The “Clotilda,” the last slave ship to bring Africans to America, has been much in the news recently. After long years in a drawer, Zora Neale Hurston’s “Barracoon” was finally published in 2018. Hurston was one of several reporters, anthropologists, scholars, who interviewed, among other survivors, Kossula, known generally as Cudjo Lewis, who remained alive until 1935 and was a valuable source of first-hand knowledge.

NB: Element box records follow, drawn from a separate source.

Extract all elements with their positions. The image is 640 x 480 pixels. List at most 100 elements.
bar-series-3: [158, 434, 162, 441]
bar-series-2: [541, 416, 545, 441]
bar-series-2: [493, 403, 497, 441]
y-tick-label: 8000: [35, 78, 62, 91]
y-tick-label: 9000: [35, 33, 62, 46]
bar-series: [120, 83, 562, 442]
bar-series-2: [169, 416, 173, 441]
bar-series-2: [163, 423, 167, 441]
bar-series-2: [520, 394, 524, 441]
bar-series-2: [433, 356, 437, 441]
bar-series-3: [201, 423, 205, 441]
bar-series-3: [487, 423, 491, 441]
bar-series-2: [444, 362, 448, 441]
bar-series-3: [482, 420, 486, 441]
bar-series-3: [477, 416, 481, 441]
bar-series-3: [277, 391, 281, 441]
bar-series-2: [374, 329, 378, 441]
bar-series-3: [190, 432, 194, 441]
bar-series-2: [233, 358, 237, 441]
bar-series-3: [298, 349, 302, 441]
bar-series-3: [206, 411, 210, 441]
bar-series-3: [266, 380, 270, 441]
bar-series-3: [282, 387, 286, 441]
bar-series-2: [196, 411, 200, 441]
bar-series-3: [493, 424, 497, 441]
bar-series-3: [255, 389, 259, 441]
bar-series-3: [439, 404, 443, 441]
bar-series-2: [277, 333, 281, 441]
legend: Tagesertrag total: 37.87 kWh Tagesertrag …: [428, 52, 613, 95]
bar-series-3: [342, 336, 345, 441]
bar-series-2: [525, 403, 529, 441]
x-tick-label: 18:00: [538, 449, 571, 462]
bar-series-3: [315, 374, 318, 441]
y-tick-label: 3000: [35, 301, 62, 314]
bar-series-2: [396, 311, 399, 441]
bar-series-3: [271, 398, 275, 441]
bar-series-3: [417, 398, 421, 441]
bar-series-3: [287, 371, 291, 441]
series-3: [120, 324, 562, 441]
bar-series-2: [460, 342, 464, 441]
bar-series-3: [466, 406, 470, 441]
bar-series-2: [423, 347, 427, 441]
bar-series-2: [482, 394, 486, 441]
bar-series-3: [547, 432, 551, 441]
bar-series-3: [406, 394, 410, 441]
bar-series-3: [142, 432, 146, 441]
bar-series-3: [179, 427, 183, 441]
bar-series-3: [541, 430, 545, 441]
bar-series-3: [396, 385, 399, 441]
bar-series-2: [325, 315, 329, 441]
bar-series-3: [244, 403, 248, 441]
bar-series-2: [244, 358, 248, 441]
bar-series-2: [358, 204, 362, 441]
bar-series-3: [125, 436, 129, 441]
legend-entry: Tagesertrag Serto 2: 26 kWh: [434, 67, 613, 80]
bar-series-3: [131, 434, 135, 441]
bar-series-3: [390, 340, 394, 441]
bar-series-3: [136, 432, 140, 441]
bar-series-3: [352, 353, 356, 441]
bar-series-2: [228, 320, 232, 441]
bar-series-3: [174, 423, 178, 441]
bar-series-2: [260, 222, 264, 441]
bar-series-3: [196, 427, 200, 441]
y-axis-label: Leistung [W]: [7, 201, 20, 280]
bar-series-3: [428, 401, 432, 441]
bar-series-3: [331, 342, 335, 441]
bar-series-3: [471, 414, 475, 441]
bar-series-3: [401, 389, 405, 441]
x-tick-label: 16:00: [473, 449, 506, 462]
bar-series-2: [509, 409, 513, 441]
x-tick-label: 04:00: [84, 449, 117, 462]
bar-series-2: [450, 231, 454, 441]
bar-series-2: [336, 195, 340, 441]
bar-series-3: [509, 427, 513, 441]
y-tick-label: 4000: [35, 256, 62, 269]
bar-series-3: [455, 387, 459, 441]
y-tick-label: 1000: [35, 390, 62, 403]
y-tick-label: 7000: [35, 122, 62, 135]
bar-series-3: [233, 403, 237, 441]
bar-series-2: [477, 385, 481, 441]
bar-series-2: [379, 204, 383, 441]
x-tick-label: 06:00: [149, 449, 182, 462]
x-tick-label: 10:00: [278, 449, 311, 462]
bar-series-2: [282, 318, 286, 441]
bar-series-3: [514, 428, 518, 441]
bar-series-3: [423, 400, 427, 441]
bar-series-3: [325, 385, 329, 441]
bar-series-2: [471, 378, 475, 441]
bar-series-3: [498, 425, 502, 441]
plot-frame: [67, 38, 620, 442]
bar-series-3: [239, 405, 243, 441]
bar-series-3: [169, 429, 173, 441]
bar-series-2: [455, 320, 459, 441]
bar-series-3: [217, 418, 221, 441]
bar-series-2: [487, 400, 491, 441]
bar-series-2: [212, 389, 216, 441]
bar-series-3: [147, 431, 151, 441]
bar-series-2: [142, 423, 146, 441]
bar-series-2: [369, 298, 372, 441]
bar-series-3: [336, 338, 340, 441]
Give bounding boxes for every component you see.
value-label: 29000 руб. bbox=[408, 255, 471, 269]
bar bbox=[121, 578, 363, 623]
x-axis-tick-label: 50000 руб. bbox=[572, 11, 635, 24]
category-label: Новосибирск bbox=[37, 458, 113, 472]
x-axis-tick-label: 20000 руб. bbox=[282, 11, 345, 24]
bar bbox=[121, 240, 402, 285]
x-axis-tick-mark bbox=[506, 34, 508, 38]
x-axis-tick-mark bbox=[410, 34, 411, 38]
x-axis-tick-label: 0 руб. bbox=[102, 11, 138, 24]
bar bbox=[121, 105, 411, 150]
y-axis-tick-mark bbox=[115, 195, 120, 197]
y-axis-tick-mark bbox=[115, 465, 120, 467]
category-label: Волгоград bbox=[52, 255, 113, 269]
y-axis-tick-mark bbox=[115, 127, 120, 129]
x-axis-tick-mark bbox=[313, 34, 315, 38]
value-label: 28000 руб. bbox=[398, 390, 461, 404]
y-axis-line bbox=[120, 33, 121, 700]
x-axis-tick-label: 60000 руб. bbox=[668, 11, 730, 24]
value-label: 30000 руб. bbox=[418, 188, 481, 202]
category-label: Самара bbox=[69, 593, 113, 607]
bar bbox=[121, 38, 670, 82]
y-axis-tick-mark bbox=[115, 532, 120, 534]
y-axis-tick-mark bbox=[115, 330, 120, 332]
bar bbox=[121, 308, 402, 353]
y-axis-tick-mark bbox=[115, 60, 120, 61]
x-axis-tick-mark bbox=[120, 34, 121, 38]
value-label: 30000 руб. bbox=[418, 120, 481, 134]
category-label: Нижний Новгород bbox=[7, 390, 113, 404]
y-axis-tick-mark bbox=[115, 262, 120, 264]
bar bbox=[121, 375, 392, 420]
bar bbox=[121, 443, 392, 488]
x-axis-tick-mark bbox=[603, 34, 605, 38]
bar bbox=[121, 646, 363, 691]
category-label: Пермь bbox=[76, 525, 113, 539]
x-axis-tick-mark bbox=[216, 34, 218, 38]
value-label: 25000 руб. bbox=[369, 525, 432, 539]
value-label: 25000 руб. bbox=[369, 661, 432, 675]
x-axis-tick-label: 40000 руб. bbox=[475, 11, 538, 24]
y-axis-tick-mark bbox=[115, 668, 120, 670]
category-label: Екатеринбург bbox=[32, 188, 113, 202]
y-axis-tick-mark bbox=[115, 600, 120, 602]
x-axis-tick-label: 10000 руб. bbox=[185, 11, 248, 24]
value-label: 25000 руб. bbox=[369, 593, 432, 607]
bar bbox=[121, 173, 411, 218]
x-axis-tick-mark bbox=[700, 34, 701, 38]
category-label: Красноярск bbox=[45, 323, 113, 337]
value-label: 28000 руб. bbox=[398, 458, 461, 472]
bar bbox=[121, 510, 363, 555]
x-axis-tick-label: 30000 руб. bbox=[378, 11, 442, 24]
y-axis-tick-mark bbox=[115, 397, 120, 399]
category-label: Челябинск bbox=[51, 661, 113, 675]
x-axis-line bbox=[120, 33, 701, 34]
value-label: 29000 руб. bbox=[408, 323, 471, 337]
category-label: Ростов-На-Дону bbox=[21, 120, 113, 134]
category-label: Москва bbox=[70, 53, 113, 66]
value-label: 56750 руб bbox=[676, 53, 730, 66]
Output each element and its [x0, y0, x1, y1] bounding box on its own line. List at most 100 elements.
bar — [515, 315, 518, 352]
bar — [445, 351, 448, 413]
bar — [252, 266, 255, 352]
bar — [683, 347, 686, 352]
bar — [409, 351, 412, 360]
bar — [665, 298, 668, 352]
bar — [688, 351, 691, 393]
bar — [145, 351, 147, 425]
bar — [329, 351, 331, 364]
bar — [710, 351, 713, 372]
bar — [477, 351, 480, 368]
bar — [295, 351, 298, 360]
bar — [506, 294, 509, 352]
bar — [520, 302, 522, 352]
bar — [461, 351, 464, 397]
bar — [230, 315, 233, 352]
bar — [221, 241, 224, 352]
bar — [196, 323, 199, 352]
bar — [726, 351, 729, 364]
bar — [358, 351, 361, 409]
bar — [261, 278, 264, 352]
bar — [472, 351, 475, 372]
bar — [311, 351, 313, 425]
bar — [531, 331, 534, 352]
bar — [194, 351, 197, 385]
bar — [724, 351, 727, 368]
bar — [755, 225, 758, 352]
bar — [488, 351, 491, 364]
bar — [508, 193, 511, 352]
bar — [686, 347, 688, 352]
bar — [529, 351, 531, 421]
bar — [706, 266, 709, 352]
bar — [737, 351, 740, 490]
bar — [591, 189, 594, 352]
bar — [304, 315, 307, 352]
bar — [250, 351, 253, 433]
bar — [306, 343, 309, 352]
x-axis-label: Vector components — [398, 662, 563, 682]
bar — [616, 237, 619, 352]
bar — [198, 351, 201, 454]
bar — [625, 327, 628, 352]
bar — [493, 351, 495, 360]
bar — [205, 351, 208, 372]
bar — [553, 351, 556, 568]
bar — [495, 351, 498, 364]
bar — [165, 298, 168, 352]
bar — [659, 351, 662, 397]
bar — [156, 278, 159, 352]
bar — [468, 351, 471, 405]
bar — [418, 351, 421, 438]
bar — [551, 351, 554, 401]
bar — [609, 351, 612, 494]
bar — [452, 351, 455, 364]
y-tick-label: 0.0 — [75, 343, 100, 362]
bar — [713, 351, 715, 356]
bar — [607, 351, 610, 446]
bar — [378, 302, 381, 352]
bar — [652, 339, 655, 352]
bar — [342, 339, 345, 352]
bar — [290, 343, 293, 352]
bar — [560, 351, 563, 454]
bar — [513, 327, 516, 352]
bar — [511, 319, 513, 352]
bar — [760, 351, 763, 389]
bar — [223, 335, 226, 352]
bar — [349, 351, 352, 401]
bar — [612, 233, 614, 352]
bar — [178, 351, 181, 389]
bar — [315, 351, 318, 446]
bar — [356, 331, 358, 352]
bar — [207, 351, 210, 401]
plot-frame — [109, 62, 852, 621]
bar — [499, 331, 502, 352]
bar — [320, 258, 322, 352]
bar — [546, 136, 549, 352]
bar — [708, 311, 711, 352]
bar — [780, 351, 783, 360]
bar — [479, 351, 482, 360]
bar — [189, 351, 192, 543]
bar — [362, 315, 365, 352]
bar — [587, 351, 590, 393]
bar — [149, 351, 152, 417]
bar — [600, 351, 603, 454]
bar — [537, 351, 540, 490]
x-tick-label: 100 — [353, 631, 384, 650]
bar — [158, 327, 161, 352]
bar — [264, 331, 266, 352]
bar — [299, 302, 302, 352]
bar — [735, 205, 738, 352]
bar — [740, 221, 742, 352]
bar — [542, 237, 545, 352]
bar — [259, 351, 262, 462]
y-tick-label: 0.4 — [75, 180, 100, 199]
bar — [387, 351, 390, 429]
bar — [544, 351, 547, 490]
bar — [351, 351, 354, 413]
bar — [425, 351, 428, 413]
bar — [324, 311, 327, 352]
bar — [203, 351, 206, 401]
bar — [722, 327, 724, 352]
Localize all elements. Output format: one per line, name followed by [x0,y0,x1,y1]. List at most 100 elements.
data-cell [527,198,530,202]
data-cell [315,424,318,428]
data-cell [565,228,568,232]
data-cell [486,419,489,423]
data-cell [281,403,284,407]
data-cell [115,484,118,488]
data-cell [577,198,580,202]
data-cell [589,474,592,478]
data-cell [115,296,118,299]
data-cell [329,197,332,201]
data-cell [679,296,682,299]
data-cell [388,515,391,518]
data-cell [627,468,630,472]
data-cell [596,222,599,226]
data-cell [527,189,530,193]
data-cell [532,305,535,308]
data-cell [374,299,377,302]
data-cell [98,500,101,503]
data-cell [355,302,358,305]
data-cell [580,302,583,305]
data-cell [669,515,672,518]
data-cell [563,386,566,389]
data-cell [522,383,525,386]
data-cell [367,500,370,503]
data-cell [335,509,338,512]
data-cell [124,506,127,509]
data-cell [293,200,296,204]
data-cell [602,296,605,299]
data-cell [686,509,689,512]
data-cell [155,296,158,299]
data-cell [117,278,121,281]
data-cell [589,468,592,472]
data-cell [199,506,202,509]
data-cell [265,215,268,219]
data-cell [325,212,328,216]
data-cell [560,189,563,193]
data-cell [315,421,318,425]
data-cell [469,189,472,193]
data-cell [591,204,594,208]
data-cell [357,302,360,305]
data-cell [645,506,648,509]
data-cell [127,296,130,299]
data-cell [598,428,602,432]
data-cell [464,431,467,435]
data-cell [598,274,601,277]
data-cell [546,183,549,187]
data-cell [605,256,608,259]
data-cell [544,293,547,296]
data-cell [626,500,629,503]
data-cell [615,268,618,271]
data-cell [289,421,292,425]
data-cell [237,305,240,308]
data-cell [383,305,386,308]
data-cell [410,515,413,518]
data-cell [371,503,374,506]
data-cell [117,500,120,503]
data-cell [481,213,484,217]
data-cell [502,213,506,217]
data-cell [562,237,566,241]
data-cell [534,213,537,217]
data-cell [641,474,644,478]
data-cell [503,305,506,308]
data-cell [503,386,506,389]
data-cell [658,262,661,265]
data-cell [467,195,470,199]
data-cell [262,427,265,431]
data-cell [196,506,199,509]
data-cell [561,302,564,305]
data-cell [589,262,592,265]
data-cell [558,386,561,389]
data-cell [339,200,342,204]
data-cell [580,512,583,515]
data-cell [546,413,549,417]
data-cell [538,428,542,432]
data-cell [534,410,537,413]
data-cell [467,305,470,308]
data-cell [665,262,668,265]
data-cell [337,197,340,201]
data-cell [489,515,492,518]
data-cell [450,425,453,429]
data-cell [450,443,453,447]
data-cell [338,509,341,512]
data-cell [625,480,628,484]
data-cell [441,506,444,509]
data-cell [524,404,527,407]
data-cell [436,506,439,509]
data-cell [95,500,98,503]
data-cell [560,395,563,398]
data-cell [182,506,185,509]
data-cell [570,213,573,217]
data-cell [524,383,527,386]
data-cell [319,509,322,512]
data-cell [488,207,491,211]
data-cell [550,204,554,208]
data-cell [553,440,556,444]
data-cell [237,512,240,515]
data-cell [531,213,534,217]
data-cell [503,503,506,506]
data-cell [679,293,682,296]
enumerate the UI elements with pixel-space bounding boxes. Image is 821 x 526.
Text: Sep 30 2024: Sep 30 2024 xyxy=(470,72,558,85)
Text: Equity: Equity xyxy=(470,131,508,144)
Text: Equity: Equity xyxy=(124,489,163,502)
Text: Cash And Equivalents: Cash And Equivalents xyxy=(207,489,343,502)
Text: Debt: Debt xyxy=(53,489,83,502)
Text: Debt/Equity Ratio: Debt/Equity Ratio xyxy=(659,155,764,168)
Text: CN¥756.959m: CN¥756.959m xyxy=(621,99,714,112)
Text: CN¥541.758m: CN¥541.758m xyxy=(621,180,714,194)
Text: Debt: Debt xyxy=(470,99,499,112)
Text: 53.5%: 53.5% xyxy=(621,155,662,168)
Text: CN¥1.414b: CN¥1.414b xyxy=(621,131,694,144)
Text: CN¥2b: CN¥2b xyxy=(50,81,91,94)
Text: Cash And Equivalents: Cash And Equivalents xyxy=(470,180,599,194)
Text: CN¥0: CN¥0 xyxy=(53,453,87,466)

Quite recently, in 2021, Ben Raines of Mobile published “The Last Slave Ship.” Raines had searched for the sunken, burned vessel for years, locating it in 2018, after it had lain at the mud, near 12 Mile Island, for over 150 years. On a research trip to Africa, Raines had also learned a great deal about the warrior tribes in Dahomey, who had for several hundred years made a business of violently seizing neighboring peoples, then driving them to the coast, corralling them in stockades called barracoons and selling them to Portuguese, British or American slavers.
This new study, while touching on these subjects, has its focus elsewhere, on the subsequent lives of the survivors. British scholar Hannah Durkin did a good deal of the research while teaching at the University of Nottingham. A well-known historian of the Atlantic Slave trade, Durkin is now an advisor to the History Museum of Mobile and spoke at Africatown in 2021. She has investigated the lives of as many of the Clotilda’s 103 survivors as possible. (Seven died at sea, on the dreadful “middle passage.”)
The results are remarkable. After the enslaved were put ashore and the ship scuttled, they were sold and spread over a good deal of South Alabama. A number, of course, went to plantations near Mobile, but some went to work on river boats or were sold to plantations in Bogue Chitta, Martin’s Station, Selma, Prattville, the site of present-day Gee’s Bend, even Montgomery. There are here dozens of short biographies, stories which we had generally assumed must be lost, but with Durkin’s impressive effort, were retrieved.
At first, after emancipation, understandably, they hoped to save money and return to the life they remembered very well, but this proved impossible. Instead, one group saved money, bought parcels of land and founded African Town, making their stand in North Mobile County. This group, about 30, built homes, a church, established a legal system, made a village.
They and their “shipmates” elsewhere in Alabama survived slavery, the Klan violence of post-Reconstruction, Jim Crow, the disenfranchisement of the 1901 constitution, sharecropping, every imaginable hardship and prejudice, including the scorn and xenophobic fear of many of their black brothers, who saw them as heathen and savage.
They were Africans, spoke no English, were not Christians, believed in the spiritual and religious ceremonies of their native village. Some had scarification on their faces. All the “Clotilda” survivors began in abject poverty, illiterate, powerless. Nevertheless, they endured.